Wireless, chips, and video were a common theme among the vendors that secured VC financing, but the biggest round was raised by a smart-grid player, Silver Spring Networks.
VC activity outside North America was mostly clustered in Europe and Israel. The exception was China, which showed promise with several major deals, including PearlinPalm ($10 million) and AltoBeam ($8 million).
China's strong VC performance has been helped along by the fact that many major vendors elsewhere slashed R&D spending by over 10% in 2009. This has created strong opportunities for vendors such as Huawei and ZTE to form venture funds to finance redoubled R&D efforts.
While both already have huge R&D operations, they spend less on R&D as a share of revenue than some peers.
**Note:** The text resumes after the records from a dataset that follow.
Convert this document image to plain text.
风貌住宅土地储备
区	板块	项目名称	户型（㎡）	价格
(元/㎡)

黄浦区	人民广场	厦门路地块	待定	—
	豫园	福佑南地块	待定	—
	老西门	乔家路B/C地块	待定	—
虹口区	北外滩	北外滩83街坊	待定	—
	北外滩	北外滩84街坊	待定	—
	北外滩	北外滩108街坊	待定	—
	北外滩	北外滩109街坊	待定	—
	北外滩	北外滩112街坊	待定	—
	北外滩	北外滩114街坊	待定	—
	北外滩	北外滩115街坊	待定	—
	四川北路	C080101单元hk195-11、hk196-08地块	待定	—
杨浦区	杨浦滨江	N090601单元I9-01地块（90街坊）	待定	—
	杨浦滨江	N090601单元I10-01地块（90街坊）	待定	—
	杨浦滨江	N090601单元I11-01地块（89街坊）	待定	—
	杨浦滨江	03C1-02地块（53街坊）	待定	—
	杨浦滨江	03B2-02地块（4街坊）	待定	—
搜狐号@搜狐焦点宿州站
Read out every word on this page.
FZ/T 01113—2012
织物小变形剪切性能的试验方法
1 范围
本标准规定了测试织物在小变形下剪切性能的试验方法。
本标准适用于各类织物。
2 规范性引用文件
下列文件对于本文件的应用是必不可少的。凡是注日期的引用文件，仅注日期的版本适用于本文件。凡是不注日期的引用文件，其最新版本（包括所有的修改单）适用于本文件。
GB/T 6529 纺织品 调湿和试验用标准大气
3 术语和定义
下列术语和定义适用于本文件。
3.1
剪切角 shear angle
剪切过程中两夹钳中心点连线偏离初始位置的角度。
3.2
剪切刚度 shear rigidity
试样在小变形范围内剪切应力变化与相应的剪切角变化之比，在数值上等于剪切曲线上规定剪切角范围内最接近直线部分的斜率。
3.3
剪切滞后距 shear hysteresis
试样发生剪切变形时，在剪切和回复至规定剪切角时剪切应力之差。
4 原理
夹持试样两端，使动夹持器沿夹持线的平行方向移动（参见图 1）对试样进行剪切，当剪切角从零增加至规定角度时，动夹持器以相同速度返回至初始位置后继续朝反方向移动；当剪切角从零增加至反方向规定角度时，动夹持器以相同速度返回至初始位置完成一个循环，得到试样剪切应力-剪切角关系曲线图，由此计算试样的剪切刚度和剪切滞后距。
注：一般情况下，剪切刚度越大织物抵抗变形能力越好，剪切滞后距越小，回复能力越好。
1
If they follow the example of Intel, Microsoft, Google, and other large technology firms and create their own venture funds, and use a little bit of their massive bank credit lines for this, then things could really get interesting.
Active debt markets
While VC flows have fallen, vendors and CSPs have had surprising success recently in raising money by issuing debt through private placements. The sector raised $46.8 billion this way in 2009, and $15.3 billion in the fourth quarter alone - compared to just $11 billion for the whole of 2008.
Every region saw strong gains in both deal count and value during the quarter and the year, with Australia, Hong Kong, China and India all seeing major deals.
The largest single placement was for $4 billion by US operator Verizon Wireless. Competitor Clearwire raised $3 billion throughout the year through two separate placements. The strong growth in the US can be explained by the fact that its public markets were the hardest-hit by the economic downturn.
Private debt markets have been more effective fundraisers than public stock offerings simply because, until recently, public markets have been hostile to new stock issuances. In North America especially, public offerings were virtually non-existent from 4Q07 to 4Q08.